В перерыве нам вынесли из мастерской по ломтю хлеба, кусочку сахара и кружке морковного чая. Свой чай Остапчук вылил и предложил сделать то же самое мне. Я заколебался было, но он настоял. Остапчук держался, как человек, твердо знающий, что делает. Содержимое кружки я тоже вылил. И тогда из лежавшего на досках вещмешка Остапчук достал бутылку с мутноватой жидкостью. По хитрому его прищуру я понял, что должен выразить одобрение. Отсутствие всякого сожаления о вылитом чае, пусть и морковном. И хотя пить самогон с Остапчуком было не ахти какой радостью, я выразил и то, и другое.
– Родственники жены из деревни прислали, – сказал мой собутыльник. – У вас есть родственники в деревне?
Нет, таких родственников у меня не было. Не было даже жены.
Остапчук с бульканьем разлил самогон по кружкам. Переносил бутылку от кружки к кружке, не поднимая горлышка, – и не пролил ни капли. В воздухе резко обозначился сивушный дух.
– За успех нашей агитации, – произнес Остапчук.

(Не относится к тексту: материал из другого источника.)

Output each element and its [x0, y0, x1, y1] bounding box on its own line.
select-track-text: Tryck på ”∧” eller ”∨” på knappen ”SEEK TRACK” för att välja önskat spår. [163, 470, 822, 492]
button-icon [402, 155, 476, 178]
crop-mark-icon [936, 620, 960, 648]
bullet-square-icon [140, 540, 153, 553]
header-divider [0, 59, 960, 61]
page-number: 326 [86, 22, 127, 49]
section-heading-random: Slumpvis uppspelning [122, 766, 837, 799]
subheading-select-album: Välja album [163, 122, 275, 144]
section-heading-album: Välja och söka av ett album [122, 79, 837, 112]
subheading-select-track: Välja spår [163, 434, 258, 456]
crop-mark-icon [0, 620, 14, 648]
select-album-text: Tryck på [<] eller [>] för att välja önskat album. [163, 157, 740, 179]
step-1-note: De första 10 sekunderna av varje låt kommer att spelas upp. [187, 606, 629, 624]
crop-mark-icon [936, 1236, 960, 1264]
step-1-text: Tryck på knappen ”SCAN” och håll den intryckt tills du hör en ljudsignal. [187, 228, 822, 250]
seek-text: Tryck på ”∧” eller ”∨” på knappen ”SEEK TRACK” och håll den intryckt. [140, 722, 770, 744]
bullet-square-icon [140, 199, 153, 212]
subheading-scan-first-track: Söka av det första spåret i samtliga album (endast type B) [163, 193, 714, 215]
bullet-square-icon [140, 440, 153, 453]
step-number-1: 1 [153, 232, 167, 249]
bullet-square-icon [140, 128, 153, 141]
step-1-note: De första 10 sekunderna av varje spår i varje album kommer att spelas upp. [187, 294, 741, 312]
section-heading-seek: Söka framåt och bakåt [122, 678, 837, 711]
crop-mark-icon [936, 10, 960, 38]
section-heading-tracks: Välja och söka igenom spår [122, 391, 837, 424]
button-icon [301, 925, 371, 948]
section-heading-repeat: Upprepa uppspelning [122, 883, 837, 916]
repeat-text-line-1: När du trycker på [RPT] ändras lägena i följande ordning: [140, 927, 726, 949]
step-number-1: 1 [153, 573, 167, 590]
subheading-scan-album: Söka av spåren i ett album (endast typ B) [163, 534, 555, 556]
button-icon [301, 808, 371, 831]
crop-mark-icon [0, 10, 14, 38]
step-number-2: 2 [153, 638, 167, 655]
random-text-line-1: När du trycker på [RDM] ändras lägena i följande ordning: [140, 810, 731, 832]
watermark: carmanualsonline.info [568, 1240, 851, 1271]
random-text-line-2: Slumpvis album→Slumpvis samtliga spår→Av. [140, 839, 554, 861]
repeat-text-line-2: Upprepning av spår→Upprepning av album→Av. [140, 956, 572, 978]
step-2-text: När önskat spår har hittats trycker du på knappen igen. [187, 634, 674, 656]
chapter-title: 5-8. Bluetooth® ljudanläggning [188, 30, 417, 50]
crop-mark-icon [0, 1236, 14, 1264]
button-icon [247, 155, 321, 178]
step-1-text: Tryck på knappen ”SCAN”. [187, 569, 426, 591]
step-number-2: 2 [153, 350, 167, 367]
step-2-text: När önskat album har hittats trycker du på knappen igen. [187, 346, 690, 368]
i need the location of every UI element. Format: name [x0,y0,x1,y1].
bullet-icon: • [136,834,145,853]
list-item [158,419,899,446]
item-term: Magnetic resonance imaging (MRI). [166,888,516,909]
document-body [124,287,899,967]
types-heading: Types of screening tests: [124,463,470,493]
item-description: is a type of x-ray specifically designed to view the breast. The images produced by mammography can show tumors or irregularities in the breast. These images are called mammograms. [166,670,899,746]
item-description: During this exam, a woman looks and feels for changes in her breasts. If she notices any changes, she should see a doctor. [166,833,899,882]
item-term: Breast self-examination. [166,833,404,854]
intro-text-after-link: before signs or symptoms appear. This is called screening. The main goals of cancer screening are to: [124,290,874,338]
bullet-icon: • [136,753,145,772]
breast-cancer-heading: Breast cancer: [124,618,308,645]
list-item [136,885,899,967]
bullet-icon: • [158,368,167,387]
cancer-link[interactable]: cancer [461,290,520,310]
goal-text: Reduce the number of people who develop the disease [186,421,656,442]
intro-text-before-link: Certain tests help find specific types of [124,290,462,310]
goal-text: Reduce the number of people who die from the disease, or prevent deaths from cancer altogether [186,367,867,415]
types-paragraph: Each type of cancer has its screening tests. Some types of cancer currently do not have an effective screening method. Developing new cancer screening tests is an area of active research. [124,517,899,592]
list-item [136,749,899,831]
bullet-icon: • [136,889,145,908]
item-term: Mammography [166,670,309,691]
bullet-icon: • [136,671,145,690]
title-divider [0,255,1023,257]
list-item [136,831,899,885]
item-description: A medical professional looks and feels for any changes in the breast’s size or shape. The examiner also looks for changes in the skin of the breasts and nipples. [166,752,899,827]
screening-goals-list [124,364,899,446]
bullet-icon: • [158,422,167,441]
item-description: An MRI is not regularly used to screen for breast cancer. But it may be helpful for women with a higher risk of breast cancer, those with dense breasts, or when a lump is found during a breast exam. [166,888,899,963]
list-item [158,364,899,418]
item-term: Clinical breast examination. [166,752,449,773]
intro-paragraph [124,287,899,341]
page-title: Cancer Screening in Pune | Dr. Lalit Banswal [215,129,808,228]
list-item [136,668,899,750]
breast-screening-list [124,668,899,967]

Судя по состроенной им гримасе, в этот успех он не верил. С жестяным звуком мы чокнулись. Отпивая из кружки и закусывая каждый глоток, я съел свой хлеб, а затем и сахар. Остапчук же ограничился хлебом, а сахар, несколько раз лизнув, аккуратно положил в вещмешок.
Оставшуюся часть перерыва мы с ним пролежали на досках. Остапчук рассказывал о своей жизни, а я смотрел, как по небу плыли облака. Плыли очень быстро, меняя на ходу форму и даже цвет. Появлялись из-за стены мастерской и вскоре скрывались за крышей соседнего дома. Каждое – воплощение текучести и переменчивости, в отличие от Остапчука, всю свою жизнь прослужившего сторожем в Пулковской обсерватории. Сейчас обсерватория не работала, и сторожить ему пока было нечего.
От запаха досок, от этого майского дня и даже от рассказов Остапчука я испытывал чувство, близкое к счастью. Всё, что я видел и чувствовал в этот день, внятно говорило о том, что жизнь только начинается. И если самые простые ее события так свежи и радостны, то чего же можно ждать от событий выдающихся, которые всё еще впереди. Так мне тогда казалось.
Сева – мне:
– Вступай в партию большевиков!
На дворе июнь. Солнце. В Петровском парке оно пробивается сквозь листву дубов. Мы идем по тропинке, наступая на прошлогодние желуди.
– Зачем вступать?
– Готовить революцию. Революции, по Марксу, – это локомотивы истории.
Сева теперь, оказывается, марксист.
– А если, – спрашиваю, – локомотив куда-нибудь не туда пойдет? Не ты ведь им управляешь.
Сева такой возможности не допускает. Он смотрит на меня сердито – с некоторых пор появился у него такой взгляд.
– Партия, – говорит, – это сила. Нас знаешь сколько! Все не могут ошибаться.
Во-первых, могут.
Во-вторых, достаточно ошибиться машинисту.
В-третьих, речь может идти о намеренном действии. Злонамеренном.
Ничего этого я Севе не говорю, потому что не хочу его дальше сердить. В другом случае, может, и сказал бы, а сейчас не хочу. Мне дорог этот летний день, гудки пароходов на Неве, наше движение по дорожке. “Партия – это сила”. А Сева, думаю я, шагая рядом с ним, – слабый. И злится на меня от своей слабости, потому что я знаю его как облупленного. Он примыкает к тем, кто ему кажется сильным, и надеется, что они отдадут ему часть своей силы. Ничего они ему не отдадут. На мгновение мне приходит в голову, что если бы Сева стал тираном, то первым уничтожил бы меня.
Сева, где ты сейчас? В какой могиле?